By the age of two I had learned to disassociate. He would come into my room and touch me and almost instantly I was out of my body, floating on the ceiling watching but never feeling. No physical pain, no crying out, no movement. But still he wouldn’t stop. Soon it was so commonplace, I just thought all daddies did this to their little girls. It was part of life to be endured, our lot in life. I soon found out I was wrong, and I learned what shame felt like.
It is a memory I will carry with me forever. I was in the second grade and I was standing at the tetherball post with three other girls. One girl was a Mormon, talking about how she would not be celebrating the upcoming Christmas season.
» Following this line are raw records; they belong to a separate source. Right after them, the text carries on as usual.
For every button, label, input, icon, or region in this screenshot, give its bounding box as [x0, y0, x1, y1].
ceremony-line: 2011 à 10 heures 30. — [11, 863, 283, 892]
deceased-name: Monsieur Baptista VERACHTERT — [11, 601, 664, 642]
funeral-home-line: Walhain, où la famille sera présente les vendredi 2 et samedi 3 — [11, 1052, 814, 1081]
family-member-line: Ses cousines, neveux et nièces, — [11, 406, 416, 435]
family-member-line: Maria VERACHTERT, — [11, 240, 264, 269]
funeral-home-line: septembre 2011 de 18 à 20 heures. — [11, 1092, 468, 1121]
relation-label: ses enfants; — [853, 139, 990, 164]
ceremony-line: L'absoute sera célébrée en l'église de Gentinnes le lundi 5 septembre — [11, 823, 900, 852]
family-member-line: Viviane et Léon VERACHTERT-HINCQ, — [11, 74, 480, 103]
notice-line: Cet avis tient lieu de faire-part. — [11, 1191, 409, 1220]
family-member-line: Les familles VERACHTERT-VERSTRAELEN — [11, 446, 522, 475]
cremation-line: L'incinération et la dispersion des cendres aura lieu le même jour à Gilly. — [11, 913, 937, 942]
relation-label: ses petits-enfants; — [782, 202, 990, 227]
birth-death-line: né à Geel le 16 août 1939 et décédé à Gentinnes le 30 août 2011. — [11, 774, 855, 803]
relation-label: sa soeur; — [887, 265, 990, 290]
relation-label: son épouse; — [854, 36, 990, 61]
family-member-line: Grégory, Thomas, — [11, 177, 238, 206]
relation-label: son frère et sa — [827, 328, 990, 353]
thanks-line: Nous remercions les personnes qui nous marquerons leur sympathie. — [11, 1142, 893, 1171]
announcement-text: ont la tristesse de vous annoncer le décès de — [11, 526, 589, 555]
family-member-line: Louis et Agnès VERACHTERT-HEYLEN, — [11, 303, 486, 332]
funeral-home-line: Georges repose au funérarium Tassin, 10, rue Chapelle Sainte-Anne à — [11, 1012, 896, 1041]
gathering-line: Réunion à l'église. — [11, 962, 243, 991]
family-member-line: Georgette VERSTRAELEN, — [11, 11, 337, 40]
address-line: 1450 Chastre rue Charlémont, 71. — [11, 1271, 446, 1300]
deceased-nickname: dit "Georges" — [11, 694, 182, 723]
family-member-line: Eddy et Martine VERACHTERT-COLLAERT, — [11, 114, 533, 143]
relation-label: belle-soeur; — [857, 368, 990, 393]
This was confusing to me, but I half listened to her conversation as well as to the conversation the other two girls were having. The blonde, like me, was telling the fourth girl about what her daddy did to her every night and how it made her feel special. Loved by her daddy. This got my full attention, but I kept as quiet as a church mouse, barely breathing. The fourth girl exclaimed “Don’t you know daddies aren’t supposed to touch little girls like that?” The blonde girl covered her face, started crying, and ran off. I stood there like a statue, afraid to breathe, afraid to show any sign that my daddy was doing the same thing. In that instant I felt ashamed and dirty. I thought my daddy loved me. But he didn’t. Not like he should. That changed my life as I knew it. I remember many times after that I would hide in my closet with my face buried in my pillow crying out to “someone” to take me away from my life. But no one ever did.
We moved around a lot. About every eight months or so, so I learned not to make friends. It was easier that way, you didn’t have to say good-bye. Daddy always said it was for another job, but I know now it was because someone got close to his secret. I learned to live with loneliness and solitude, I started writing poetry. I never shared it with anyone of course, but it was an outlet.